Russian linguist, literary critic, translator, and poet

Vladímir Admóni (Владимир Григорьевич Адмони) (29 October 1909 - 26 November 1993) was a
Soviet linguist, literary critic, translator and poet, doctor of philological Sciences (1947), Professor (1948).
Correspondent member of Göttingen Academy of Sciences and Humanities, doctor honoris causa at the University of Uppsala.
President of the Bureau of the section of literary translation of the Leningrad (now St. Petersburg) branch of USSR (now Russian Federation).
He wrote numerous works of the German language, the theory of grammar, essays about German and Scandinavian literature. Verses, prose memoir, poetic and prose translations from German and the Scandinavian languages to Russian (many co-authored with his wife, T. I. Silman).
He published a number of own artistic works written in German language or in German translations.

==Biography==
Admóni was born in St. Petersburg, the son of the famous historian, publicist and Jewish community leader Gregoriy Yakovlevich Krasniy-Admoni; and
the younger brother of the composer Адмони, Иоганн Григорьевич. He graduated from the Department of foreign languages at Leningrad State Pedagogical Institute (now Herzen University) (1930). PhD thesis (1939) has been devoted to the works of Jean Paul, doctoral dissertation (1947) - creativity of Henrik Ibsen. He taught at the Pedagogical Institute of Foreign Languages and in Herzen University; headed the Department of German Philology. Since 1960 until the death he was a fellow of the Institute for Linguistic Studies, Russian Academy of Sciences.
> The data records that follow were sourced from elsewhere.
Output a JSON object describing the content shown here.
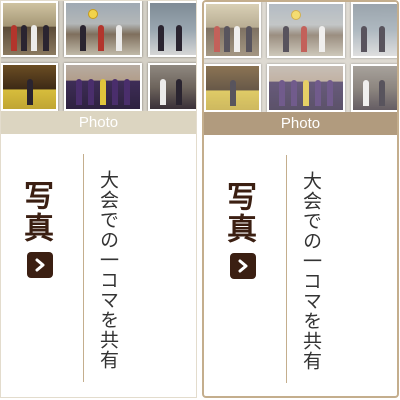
{
  "cards": [
    {
      "photo_label": "Photo",
      "heading": "写真",
      "caption": "大会での一コマを共有",
      "arrow_icon": "chevron-right-icon",
      "state": "normal"
    },
    {
      "photo_label": "Photo",
      "heading": "写真",
      "caption": "大会での一コマを共有",
      "arrow_icon": "chevron-right-icon",
      "state": "hover"
    }
  ],
  "colors": {
    "heading": "#3b1f12",
    "bar_normal": "#dcd5c1",
    "bar_hover": "#b19b7e",
    "border_hover": "#c4ae8d"
  }
}
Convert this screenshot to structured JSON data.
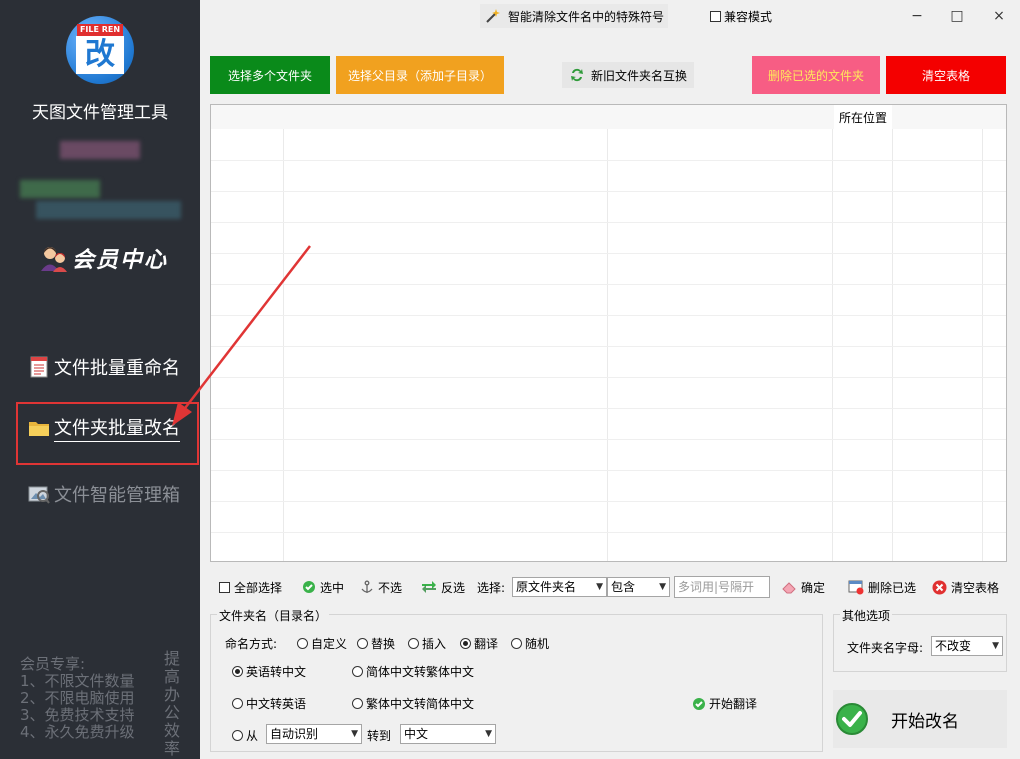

In 1964, at the court session on the case of Joseph Brodsky he spoke in his defense, commending him as a poet and translator.

Since 1984, he published several collections of original poems (some are in German or translated into German by the author);
in co-authorship with T. I. Silman - prose memoir «We remember» (1993).

Admóni was called a linguist-Germanist by the Leningrad philology school. He paid great attention to the facts of the history of language;
he was the first who used the concept of the field structure in the grammatical analysis.

==Main works==

===Linguistics===
- Maintenance of the syntax of modern German language (Введение в синтаксис современного немецкого языка). M (Moscow)., 1955.
- The historic German syntax (Исторический синтаксис немецкого языка). M., 1963.
- Ways of development of grammatical system of the German language (Пути развития грамматического строя в немецком языке). M., 1973.
- Fundamentals of the theory of grammar (Основы теории грамматики). M.;L (Leningrad)., 1964.
- The grammatical structure as the build system and the General theory of grammar (Грамматический строй как система построения и общая теория грамматики). M., 1988.
- The system forms of expression of speech (Система форм речевого высказывания). SPb (Saint-Petersburg)., 1994.

===Literary criticism===
- Henrik Ibsen Essay about creativity. 2-nd issue. L., 1989.
- Thomas Mann Essay about creativity. L., 1960. (coauthored with T. I. Silman).
- Poetics and reality: From observations over foreign literature in the XX century L., 1975.